The west has struck a Faustian bargain with Arab rulers, who have blackmailed them into believing that, but for them, the mullahs would be in charge. There is unquestionably a risk. Arab despots have destroyed political and institutional life, leaving their opponents little option but the mosque and the madrassa.
But what shallow realists in the west fail to grasp is that the risk grows greater the longer these corrupt regimes, incapable of meeting the aspirations of their young populations, remain in power. Instability is certain; it is the future that is up for grabs. For now, it is young, mostly secular democrats who have taken a courageous initiative in the streets. They deserve support.
Instead of propping up tyrants for short-term and often illusory gains, western policy needs to find ways of stimulating the forces in Arab society that might eventually replace them.

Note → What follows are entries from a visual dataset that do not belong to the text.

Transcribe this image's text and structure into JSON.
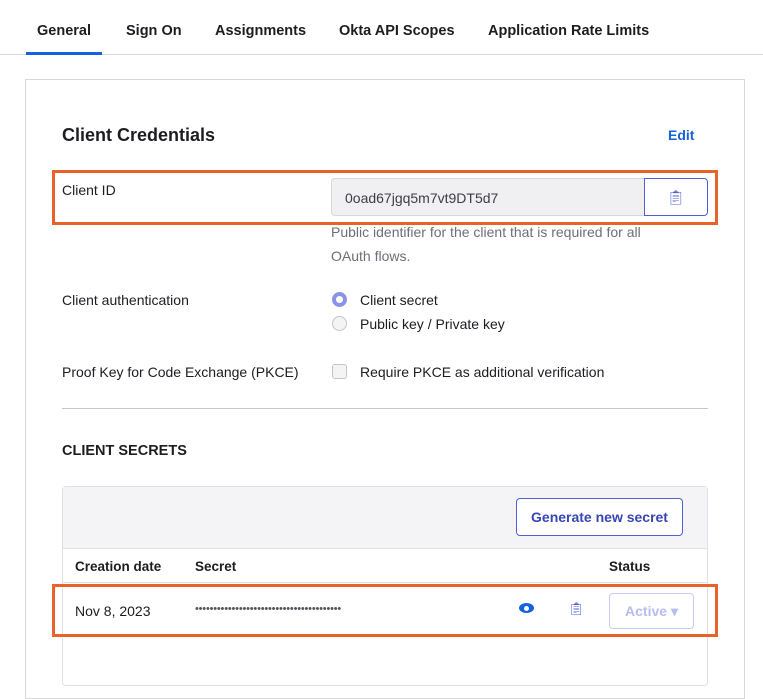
{
  "tabs": [
    "General",
    "Sign On",
    "Assignments",
    "Okta API Scopes",
    "Application Rate Limits"
  ],
  "active_tab": "General",
  "credentials": {
    "title": "Client Credentials",
    "edit": "Edit",
    "client_id_label": "Client ID",
    "client_id_value": "0oad67jgq5m7vt9DT5d7",
    "help1": "Public identifier for the client that is required for all",
    "help2": "OAuth flows.",
    "auth_label": "Client authentication",
    "auth_options": [
      "Client secret",
      "Public key / Private key"
    ],
    "auth_selected": "Client secret",
    "pkce_label": "Proof Key for Code Exchange (PKCE)",
    "pkce_option": "Require PKCE as additional verification",
    "pkce_checked": false
  },
  "secrets": {
    "title": "CLIENT SECRETS",
    "generate": "Generate new secret",
    "columns": [
      "Creation date",
      "Secret",
      "Status"
    ],
    "rows": [
      {
        "date": "Nov 8, 2023",
        "secret": "••••••••••••••••••••••••••••••••••••••••",
        "status": "Active ▾"
      }
    ]
  },
  "colors": {
    "accent": "#1662dd",
    "highlight": "#e8622a"
  }
}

After the 9/11 attack on America, a misguided “they-hate-us-for-our-freedoms” industry emerged. No. What Arabs and Muslims hate is western support for those who deny them their freedoms.
It is an important signal that Washington intends to review the annual $1.3bn stipend it has paid to Egypt’s army since 1979. The west needs to put its money where its mouth is, with a blatant bias towards democracy and its brave defenders, by supporting competitive politics and open societies, education and the building of institutions, law-based regimes and the empowerment of women – everything the Arabs, against the odds, still find attractive about western society.
It is for the Egyptians (and the Arabs) to claw their way out of the pit of autocracy. The least they can expect from the west is to stop stamping on their fingers.